Run the total system
You’ll need three terminals to run your entire system:
Terminal 1: Reachy daemon
cd bot
# macOS:
uv run mjpython -m reachy_mini.daemon.app.foremost --sim --no-localhost-only
# Linux:
uv run -m reachy_mini.daemon.app.foremost --sim --no-localhost-only
In case you are using the physical hardware, remember to omit the –sim flag from the command.
Terminal 2: Bot service
cd bot
uv venv
uv sync
uv run --env-file ../.env python foremost.py
Terminal 3: NeMo Agent Toolkit service
If the NeMo Agent Toolkit service will not be already running from Step 1, start it now in Terminal 3.
cd nat
uv venv
uv sync
uv run --env-file ../.env nat serve --config_file src/ces_tutorial/config.yml --port 8001
Once all of the terminals are arrange, there are two foremost windows to maintain track of:
-
Reachy Sim – This window appears robotically whenever you start the simulator daemon in Terminal 1. That is applicable in the event you’re running Reachy mini simulation rather than the physical device.
-
Pipecat Playground – That is the client-side UI where you’ll be able to connect with the agent, enable microphone and camera inputs, and look at live transcripts. In Terminal 2, open the URL exposed by the bot service: http://localhost:7860/. Click “CONNECT” in your browser. It might take a couple of seconds to initialize, and also you’ll be prompted to grant microphone (and optionally camera) access.
Once each windows are up and running:
- The Client and Agent STATUS indicators should show READY
- The bot will greet you with a welcome message “Hello, how may I assist you today?”

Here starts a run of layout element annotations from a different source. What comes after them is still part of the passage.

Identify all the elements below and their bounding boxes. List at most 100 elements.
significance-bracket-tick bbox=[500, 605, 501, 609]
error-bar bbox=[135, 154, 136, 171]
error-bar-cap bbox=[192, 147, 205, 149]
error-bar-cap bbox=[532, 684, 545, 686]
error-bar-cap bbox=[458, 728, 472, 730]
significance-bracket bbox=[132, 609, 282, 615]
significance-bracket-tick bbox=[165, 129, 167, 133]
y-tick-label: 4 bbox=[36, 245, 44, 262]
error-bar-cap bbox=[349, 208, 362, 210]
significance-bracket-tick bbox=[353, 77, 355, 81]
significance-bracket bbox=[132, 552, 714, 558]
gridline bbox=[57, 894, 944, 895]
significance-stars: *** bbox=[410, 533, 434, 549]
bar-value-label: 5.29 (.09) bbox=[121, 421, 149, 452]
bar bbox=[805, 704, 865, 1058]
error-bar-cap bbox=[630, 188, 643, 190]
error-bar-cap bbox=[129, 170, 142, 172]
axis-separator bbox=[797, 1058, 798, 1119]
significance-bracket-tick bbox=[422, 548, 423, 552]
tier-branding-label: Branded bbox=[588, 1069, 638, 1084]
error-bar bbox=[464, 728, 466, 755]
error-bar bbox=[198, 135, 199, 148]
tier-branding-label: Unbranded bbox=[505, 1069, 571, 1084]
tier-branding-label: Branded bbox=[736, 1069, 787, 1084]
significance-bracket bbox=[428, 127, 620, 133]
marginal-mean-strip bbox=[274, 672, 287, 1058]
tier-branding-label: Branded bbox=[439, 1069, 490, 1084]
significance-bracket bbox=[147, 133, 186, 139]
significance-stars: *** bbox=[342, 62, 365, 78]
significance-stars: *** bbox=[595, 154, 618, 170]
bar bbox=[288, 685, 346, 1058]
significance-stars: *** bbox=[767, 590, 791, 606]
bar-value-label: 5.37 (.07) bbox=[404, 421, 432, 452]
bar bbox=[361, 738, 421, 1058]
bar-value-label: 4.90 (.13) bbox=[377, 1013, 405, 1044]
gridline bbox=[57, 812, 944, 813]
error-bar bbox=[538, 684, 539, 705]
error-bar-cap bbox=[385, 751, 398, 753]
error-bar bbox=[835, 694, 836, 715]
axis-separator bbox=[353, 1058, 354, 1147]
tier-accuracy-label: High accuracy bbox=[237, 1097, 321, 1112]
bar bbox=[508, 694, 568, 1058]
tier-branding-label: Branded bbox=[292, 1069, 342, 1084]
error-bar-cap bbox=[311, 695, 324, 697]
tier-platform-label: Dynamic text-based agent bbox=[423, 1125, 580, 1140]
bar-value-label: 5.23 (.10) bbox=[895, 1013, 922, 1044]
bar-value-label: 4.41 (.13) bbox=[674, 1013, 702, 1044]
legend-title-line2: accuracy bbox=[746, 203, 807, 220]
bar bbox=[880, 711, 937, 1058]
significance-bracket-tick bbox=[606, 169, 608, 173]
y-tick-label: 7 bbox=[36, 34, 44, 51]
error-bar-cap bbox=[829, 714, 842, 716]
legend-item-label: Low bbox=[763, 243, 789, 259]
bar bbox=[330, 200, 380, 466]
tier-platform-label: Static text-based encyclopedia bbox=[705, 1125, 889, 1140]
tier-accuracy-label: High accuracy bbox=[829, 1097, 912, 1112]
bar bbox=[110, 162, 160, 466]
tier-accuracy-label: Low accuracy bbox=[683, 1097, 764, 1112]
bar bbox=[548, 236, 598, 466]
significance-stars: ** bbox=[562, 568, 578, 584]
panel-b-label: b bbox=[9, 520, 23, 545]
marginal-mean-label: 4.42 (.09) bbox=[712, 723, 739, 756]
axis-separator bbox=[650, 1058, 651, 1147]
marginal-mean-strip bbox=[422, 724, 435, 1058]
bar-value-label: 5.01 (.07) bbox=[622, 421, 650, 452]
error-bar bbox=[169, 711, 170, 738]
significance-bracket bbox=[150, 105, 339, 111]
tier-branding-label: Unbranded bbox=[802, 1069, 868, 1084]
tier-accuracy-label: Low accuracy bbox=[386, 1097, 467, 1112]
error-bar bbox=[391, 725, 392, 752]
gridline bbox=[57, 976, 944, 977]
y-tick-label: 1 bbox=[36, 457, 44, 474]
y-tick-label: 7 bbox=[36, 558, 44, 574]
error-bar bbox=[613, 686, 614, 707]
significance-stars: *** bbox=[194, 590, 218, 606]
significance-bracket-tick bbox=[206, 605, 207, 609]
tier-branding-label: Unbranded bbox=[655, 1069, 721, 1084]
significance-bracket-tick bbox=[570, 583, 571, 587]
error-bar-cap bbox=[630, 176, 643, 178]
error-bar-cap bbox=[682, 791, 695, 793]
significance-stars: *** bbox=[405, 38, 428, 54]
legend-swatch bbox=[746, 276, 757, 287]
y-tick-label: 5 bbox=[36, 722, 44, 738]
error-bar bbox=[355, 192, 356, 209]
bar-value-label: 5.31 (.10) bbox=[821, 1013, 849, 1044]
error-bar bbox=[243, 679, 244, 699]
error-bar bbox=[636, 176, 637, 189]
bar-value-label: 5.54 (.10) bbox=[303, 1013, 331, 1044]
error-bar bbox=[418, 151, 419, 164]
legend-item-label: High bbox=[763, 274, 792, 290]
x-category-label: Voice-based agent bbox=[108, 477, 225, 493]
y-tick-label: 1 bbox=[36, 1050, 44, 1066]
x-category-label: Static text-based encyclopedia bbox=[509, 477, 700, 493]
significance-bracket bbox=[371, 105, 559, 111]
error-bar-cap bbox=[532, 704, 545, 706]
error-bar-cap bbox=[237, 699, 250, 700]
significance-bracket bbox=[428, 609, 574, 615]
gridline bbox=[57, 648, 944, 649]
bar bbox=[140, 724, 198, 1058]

At this point, you’ll be able to start interacting together with your agent!
Try these example prompts
Listed below are a couple of easy prompts to enable you test your personal assistant. You possibly can start with these after which experiment by adding your individual to see how the agent responds!
Text-only prompts (routes to the fast text model)
- “Explain what you’ll be able to do in a single sentence.”
- “Summarize the very last thing I said.”
Vision prompts (routes to the VLM)
- “What am I holding as much as the camera?”
- “Read the text on this page and summarize it.”
Where to go next
As an alternative of a “black-box” assistant, this builds a foundation for a personal, hackable system where you’ll be able to control each the intelligence and the hardware. You possibly can inspect, extend, and run it locally, with full visibility into data flow, tool permissions, and the way the robot perceives and acts.
Depending in your goals, listed below are a couple of directions to explore next:
- Optimize for performance: Use the LLM Router developer example to balance cost, latency, and quality by intelligently directing queries between different models.
- Take a look at the tutorial for constructing a voice-powered RAG agent with guardrails using Nemotron open models.
- Master the hardware: Explore the Reachy Mini SDK and simulation docs to design and test advanced robotic behaviors before deploying to your physical system.
- Explore and contribute to the apps built by the community for Reachy.
Need to try it immediately? Deploy the total environment here. One click and also you’re running.